A system using bus-mastering devices that can undergo CPU arbitration. A bus-mastering card is typically a card with a coprocessor. The card can directly access memory, and the coprocessor can finish the task so the CPU can do other things. Arbitration determines who controls the CPU and for how long. In Programmed I/O (PIO), the system allows one device to occupy the CPU until the process or thread is finished. (A process is a single running instance of an application; threads are the executable units of a process.)
In an arbitrated scheme, CPU access can be assigned a priority or serviced within defined clock times. The importance of this issue becomes obvious when you consider that one device can disrupt what another device is doing (e.g., getting data off a hard disk can disrupt any other event until the data is in memory). Don't misunderstand me. PIO cards and devices (IDE hard drives, for example) work well with NT and may actually be faster on a single process/thread than a bus-mastering device. This is not, however, the case for multitasking and thread isolation.
Admit it. The near future--at least--is all PCI. You might as well ignore implementation issues and get a PCI-based--and not a VL-based--motherboard. VL may be faster on a per-card basis--no Plug-and-Play overhead--but the industry is standardizing on PCI.
EISA is still a viable option, but the cards are old and most probably won't be updated soon. Even so, PCI/EISA is the optimum motherboard. However, some of the new PCI/ISA motherboards based upon the latest incarnation of the Triton chipset also show promise for workstation use.
CPU, Cache, and Memory
Performance issues arise because processes and related threads are assigned priorities and related time slices. Those with higher priorities can disrupt the performance of those of lower priority. NT is a preemptive multitasking system; it can preempt one thread to start processing another.
In addition, the inherent client/server nature of NT affects performance. When a process creates a thread, that thread is a client of the Win32 subsystem server. If that client asks the server to do something, a complementary thread is created in the subsystem. The server thread and the client thread don't share time space; one is suspended for the other.
Therefore, to optimize NT, you need to provide the smoothest flow possible between threads without causing disruptions in processing. Depending upon the nature of the processes, you will run into various issues. The CPU may be too slow; there may not be enough memory available for the proper functions; or the hard drives and data transfer may be too slow. These are the issues this article addresses.

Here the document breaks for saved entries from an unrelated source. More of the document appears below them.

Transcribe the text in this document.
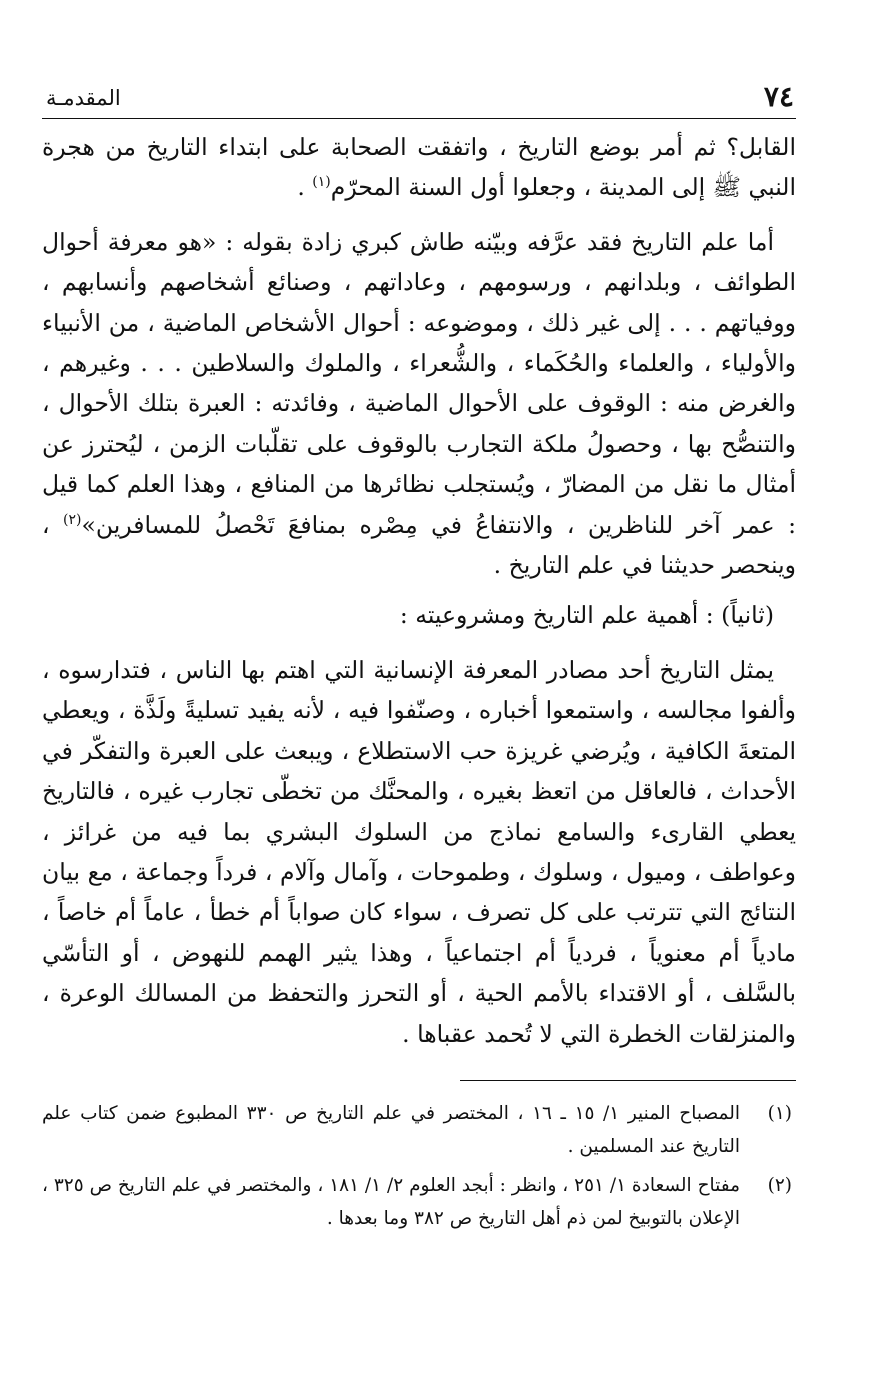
٧٤
المقدمـة

القابل؟ ثم أمر بوضع التاريخ ، واتفقت الصحابة على ابتداء التاريخ من هجرة النبي ﷺ إلى المدينة ، وجعلوا أول السنة المحرّم$^{(١)}$ .

أما علم التاريخ فقد عرَّفه وبيّنه طاش كبري زادة بقوله : «هو معرفة أحوال الطوائف ، وبلدانهم ، ورسومهم ، وعاداتهم ، وصنائع أشخاصهم وأنسابهم ، ووفياتهم . . . إلى غير ذلك ، وموضوعه : أحوال الأشخاص الماضية ، من الأنبياء والأولياء ، والعلماء والحُكَماء ، والشُّعراء ، والملوك والسلاطين . . . وغيرهم ، والغرض منه : الوقوف على الأحوال الماضية ، وفائدته : العبرة بتلك الأحوال ، والتنصُّح بها ، وحصولُ ملكة التجارب بالوقوف على تقلّبات الزمن ، ليُحترز عن أمثال ما نقل من المضارّ ، ويُستجلب نظائرها من المنافع ، وهذا العلم كما قيل : عمر آخر للناظرين ، والانتفاعُ في مِصْره بمنافعَ تَحْصلُ للمسافرين»$^{(٢)}$ ، وينحصر حديثنا في علم التاريخ .

(ثانياً) : أهمية علم التاريخ ومشروعيته :

يمثل التاريخ أحد مصادر المعرفة الإنسانية التي اهتم بها الناس ، فتدارسوه ، وألفوا مجالسه ، واستمعوا أخباره ، وصنّفوا فيه ، لأنه يفيد تسليةً ولَذَّة ، ويعطي المتعةَ الكافية ، ويُرضي غريزة حب الاستطلاع ، ويبعث على العبرة والتفكّر في الأحداث ، فالعاقل من اتعظ بغيره ، والمحنَّك من تخطّى تجارب غيره ، فالتاريخ يعطي القارىء والسامع نماذج من السلوك البشري بما فيه من غرائز ، وعواطف ، وميول ، وسلوك ، وطموحات ، وآمال وآلام ، فرداً وجماعة ، مع بيان النتائج التي تترتب على كل تصرف ، سواء كان صواباً أم خطأ ، عاماً أم خاصاً ، مادياً أم معنوياً ، فردياً أم اجتماعياً ، وهذا يثير الهمم للنهوض ، أو التأسّي بالسَّلف ، أو الاقتداء بالأمم الحية ، أو التحرز والتحفظ من المسالك الوعرة ، والمنزلقات الخطرة التي لا تُحمد عقباها .

(١)
المصباح المنير ١/ ١٥ ـ ١٦ ، المختصر في علم التاريخ ص ٣٣٠ المطبوع ضمن كتاب علم التاريخ عند المسلمين .
(٢)
مفتاح السعادة ١/ ٢٥١ ، وانظر : أبجد العلوم ٢/ ١/ ١٨١ ، والمختصر في علم التاريخ ص ٣٢٥ ، الإعلان بالتوبيخ لمن ذم أهل التاريخ ص ٣٨٢ وما بعدها .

Cache: Any modern motherboard should have a minimum of 256KB of cache memory. You need to match this cache to the CPU and bus speed. For example, the 33-MHz bus Pentium systems need cache speeds below 10 nanoseconds (ns) while the 30-MHz bus can function well with standard 15-ns cache. Newer motherboards use high-speed single in-line memory module (SIMM)-like cache that can be altered according to the speed of the CPU. If the system has a significant amount of memory, it's probably worthwhile to maximize the cache on the motherboard. You'd probably want to insist on this up front.